Au MBAM, We Want Miles! expose la musique au même titre que les oeuvres visibles; tant le profane que le jazzophile y (re)découvriront un des grands artistes du XXe siècle.

«Miles a été le plus grand musicien des 200 dernières années.» Miles Davis - il disait que son ego avait juste besoin d'une bonne section rythmique - n'aurait peut-être pas cautionné l'affirmation de Wallace Roney, le seul trompettiste qu'il ait jamais pris sous son aile.

M. Roney a joué avec, ou derrière, Miles Davis entre 1985 et 1991 et on voyait bien que l'émotion soufflait fort, jeudi au Musée des beaux-arts de Montréal, quand il a évoqué les dernières années de son maître, au cours du vernissage de l'exposition qui lui est consacrée.

Loin des débats musicologiques, admettons d'emblée que We Want Miles! Miles Davis: le jazz face à sa légende a pour objet la figure dominante du jazz du XXe siècle. «Miles Davis était la diva absoluta!», lance Nathalie Bondil, la directrice générale du MBAM où la musique a déjà fait partie des expositions consacrées à Andy Warhol et à John Lennon. Ici, toutefois, la musique est «exposée» comme jamais auparavant. «Nous ne sommes pas une salle de concert; nous avons dû dompter le son», a admis Mme Bondil en faisant référence aux îlots sonores - appelées «sourdines», pour évoquer la sourdine Harmon qui a «fait» le son Miles Davis (1926-1991) -, des enceintes, donc, où le visiteur peut écouter les oeuvres marquantes des huit grandes étapes de la carrière de celui que Duke Ellington appelait le «Picasso de l'art invisible».

«Notre objectif était d'exposer la musique au même titre que des oeuvres d'autres champs artistiques.» Vincent Bessières, l'ancien rédacteur en chef du magazine Jazzman, agit comme commissaire de l'exposition We Want Miles! (du titre d'un disque de 1981) qu'il a conçue à la demande de la Cité de la musique de Paris où elle a attiré plus de 75 000 personnes, l'automne dernier.

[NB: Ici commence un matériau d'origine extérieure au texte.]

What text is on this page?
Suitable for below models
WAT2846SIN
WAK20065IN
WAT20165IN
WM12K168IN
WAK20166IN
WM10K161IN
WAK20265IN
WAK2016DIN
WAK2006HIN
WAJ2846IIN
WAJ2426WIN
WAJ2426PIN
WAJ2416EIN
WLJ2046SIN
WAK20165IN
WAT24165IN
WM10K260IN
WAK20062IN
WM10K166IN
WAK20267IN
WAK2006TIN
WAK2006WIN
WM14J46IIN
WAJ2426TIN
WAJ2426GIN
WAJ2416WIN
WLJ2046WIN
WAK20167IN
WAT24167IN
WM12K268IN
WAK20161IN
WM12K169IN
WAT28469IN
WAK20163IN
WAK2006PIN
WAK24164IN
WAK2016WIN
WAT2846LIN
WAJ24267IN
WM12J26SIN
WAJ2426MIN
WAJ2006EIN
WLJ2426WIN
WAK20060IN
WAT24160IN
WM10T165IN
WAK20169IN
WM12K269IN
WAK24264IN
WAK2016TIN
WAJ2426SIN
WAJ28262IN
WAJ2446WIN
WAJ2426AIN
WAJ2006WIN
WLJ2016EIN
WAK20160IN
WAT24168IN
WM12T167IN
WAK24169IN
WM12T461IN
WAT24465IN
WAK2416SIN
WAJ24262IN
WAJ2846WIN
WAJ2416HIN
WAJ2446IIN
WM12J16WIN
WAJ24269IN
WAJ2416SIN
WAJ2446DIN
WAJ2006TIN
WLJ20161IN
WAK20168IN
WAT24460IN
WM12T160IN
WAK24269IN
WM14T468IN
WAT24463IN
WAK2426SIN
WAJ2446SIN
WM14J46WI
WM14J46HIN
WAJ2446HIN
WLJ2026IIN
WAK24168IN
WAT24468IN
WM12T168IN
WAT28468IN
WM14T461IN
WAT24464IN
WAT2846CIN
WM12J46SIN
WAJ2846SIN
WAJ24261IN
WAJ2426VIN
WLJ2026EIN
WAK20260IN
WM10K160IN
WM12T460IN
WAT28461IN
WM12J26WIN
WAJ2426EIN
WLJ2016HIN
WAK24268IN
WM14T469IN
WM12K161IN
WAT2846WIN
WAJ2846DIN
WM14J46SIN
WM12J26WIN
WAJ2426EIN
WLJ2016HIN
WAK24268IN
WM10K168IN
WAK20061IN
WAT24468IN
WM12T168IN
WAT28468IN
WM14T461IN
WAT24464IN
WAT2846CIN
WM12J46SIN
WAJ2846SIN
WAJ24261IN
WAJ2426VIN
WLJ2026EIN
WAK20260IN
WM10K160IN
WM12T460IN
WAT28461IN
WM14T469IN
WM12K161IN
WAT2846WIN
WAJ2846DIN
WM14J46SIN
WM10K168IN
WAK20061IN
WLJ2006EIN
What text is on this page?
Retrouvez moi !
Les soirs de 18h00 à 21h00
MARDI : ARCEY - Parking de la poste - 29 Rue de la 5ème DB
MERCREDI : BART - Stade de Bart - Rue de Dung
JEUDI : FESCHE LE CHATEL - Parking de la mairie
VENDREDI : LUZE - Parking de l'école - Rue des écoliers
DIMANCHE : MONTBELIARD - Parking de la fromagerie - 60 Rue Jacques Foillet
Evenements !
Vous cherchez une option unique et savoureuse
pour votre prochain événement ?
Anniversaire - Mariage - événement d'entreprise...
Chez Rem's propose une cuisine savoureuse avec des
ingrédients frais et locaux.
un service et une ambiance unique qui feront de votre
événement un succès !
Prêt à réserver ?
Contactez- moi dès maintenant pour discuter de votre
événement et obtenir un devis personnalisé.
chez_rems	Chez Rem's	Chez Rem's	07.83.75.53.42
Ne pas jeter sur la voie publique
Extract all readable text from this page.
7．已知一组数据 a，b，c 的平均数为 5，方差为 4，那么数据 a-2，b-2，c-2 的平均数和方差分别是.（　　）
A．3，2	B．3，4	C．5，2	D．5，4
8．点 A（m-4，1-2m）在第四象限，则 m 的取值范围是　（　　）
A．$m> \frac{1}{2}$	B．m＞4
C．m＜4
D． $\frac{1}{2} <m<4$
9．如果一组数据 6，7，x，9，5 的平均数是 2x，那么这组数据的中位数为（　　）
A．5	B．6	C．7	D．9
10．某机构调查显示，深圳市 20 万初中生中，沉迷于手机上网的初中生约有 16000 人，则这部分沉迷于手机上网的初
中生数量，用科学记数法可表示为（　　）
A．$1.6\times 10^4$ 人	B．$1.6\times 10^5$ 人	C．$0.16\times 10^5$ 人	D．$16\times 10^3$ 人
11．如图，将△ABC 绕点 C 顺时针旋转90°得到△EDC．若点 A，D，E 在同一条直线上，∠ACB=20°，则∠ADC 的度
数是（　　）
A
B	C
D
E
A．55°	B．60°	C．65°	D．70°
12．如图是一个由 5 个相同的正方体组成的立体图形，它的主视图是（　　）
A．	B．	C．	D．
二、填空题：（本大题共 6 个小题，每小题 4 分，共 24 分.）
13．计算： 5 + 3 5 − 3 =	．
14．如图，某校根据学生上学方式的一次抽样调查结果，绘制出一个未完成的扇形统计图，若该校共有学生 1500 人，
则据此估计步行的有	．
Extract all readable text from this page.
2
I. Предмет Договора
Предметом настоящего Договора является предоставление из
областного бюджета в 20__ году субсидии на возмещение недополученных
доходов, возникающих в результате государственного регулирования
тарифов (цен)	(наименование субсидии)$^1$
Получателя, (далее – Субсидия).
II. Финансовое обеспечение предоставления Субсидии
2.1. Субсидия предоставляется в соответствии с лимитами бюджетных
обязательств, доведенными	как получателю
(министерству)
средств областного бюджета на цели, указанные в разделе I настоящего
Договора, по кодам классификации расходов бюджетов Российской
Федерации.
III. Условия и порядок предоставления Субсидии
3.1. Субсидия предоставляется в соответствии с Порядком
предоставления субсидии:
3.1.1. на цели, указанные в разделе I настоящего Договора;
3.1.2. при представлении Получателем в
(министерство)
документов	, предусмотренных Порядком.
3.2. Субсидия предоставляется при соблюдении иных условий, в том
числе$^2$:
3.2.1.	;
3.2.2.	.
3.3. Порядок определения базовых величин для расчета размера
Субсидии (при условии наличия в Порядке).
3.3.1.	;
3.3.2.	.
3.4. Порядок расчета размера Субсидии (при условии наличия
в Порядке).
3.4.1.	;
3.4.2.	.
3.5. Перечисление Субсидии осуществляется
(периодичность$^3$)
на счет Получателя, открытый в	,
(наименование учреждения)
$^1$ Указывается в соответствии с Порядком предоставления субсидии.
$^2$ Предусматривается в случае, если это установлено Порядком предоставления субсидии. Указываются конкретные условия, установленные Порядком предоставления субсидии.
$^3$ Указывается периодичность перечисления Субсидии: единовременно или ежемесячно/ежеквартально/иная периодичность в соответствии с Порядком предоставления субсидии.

Pas tous des jazzophiles, bien sûr.

«En tant qu'ancien professeur (de français), j'ai toujours le souci de transmettre», dira Vincent Bessières, expliquant que l'exposition s'adresse autant aux profanes qu'aux spécialistes qui, s'ils n'y entendent rien de nouveau, y verront plein de documents inédits. Comme le manuscrit des notes de présentation du pianiste Bill Evans pour Kind of Blue (1959), le magnus opus de Miles Davis, le disque le plus vendu de l'histoire du jazz (quatre millions d'exemplaires).

Films, instruments, pochettes, oeuvres picturales: l'exposition compte plus de 300 documents de diverses natures que la scénographie met toujours en relation avec l'élément central: cette musique que Miles Davis a transformée quatre ou cinq fois durant sa vie. Ici les couvertures de magazines - magistrale recherche! - montrant le Kid Kodak génial qu'il était. Là, un des premiers pianos électriques Fender Rhodes. Sur ce mur, la photo de Miles ensanglanté: le black cat qui voulait être blanc vient de se faire matraquer par un policier new-yorkais. Dans une autre salle sombre - on se croirait dans un club -, les plus extravagants costumes de scène du temps où Miles Davis jouait les rock stars, lui, le seul jazzman jamais intronisé au Rock & Roll Hall of Fame.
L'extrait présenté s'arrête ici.